Using AWS Step Functions in CFML: What They Are and How To Connect to the Service
Posted 22 April 2019
In my last series on using AWS services from CFML applications, I talked about using AWS Lambda to write serverless application functionality. Lambda is really powerful, but most developers who get started with Lambda quickly run into a significant architectural stumbling block. Developers (generally) develop applications, not single, standalone functions.
There’s a common response to this stumbling block: the developer groups a whole bunch of related functionality into a single Lamdba function, and, depending on the arguments that get passed in, the Lamdba function takes a different path through the code. It works, yes, but the developer has rebuilt a mini monolith (a microlith, if you will) inside of Lambda. Testing these microliths is a lot more complicated that testing a single function with a single responsibility. Debugging becomes harder because there are more and more paths for the code to take. The benefit of the simplicity of using Lambda for code execution starts to fade away.

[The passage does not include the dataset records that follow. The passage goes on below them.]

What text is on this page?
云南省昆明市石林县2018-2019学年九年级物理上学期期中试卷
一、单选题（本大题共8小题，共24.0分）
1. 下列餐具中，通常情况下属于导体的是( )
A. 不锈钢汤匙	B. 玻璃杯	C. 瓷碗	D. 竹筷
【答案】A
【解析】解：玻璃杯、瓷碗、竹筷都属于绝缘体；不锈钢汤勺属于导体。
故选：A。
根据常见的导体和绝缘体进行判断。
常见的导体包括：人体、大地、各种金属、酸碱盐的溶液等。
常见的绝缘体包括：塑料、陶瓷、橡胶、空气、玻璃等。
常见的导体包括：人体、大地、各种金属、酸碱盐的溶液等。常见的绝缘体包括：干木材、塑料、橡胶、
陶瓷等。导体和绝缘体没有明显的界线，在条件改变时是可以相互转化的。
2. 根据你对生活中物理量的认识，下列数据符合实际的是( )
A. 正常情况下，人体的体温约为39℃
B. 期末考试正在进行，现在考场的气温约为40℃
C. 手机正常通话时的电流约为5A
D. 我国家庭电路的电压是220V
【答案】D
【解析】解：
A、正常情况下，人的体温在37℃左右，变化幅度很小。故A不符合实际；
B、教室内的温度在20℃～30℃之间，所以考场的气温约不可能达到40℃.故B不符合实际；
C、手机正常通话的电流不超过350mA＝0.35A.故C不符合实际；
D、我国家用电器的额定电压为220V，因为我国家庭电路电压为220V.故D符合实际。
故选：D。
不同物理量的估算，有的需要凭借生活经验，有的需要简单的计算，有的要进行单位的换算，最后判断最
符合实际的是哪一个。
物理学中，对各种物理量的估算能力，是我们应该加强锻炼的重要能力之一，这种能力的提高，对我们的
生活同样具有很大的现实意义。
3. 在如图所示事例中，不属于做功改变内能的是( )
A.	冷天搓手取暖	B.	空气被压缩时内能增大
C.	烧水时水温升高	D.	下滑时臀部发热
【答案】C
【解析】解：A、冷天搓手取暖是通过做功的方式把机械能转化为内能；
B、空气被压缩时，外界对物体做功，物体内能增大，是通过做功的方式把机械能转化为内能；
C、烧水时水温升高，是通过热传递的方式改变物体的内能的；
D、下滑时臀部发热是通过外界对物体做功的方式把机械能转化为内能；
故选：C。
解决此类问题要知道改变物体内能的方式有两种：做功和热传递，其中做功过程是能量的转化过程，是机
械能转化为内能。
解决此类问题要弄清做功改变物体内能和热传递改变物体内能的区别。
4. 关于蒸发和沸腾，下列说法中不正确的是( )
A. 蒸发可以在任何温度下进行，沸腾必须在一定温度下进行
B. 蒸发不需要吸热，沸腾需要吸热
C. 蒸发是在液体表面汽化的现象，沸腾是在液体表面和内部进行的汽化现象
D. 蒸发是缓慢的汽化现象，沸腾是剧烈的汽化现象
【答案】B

Along with needing a single function to do more than one thing, developers starting out with serverless code execution tools like Lambda often find they need to store information about the execution state. If the function is supposed to process five files, how do we know when all five files are done? What if the processing of one of those five files fails? Does the whole Lambda function error out? Is our application OK with some of the data being processed and other data not being processed? Code must be written to handle all of this, which, again, complicates our Lambda function, which, again, leads to greater complexity in testing, debugging, and observability.
There are also strict time limits for Lambda function execution. If you’re trying to use Lambda in an ETL pipeline that’s dealing with 300GB of data per day, you might run over those limits if you try to handle all your ETL in a single Lambda function execution. What if you have 5,000 radiology images that all need to get analyzed in the same way, as part of the same batch? Are you going to write other functions which make sure that all the individual images get processed? What if the execution of that controller function times out?
I think you can see that while Lambda is great for a lot of things, it’s not a complete serverless application solution in all situations. If you need to worry about state, or orchestration across large file sets, or don’t want to clutter up your Lambda code with error and retry logic, there’s a better way of doing things: Step Functions.
What Can Step Functions Do for You?
Step Functions are a powerful way to orchestrate complicated or long-running serverless workflows. Instead of adding in a lot of state, flow, and retry logic into your individual Lambda functions, you let Step Functions handle this.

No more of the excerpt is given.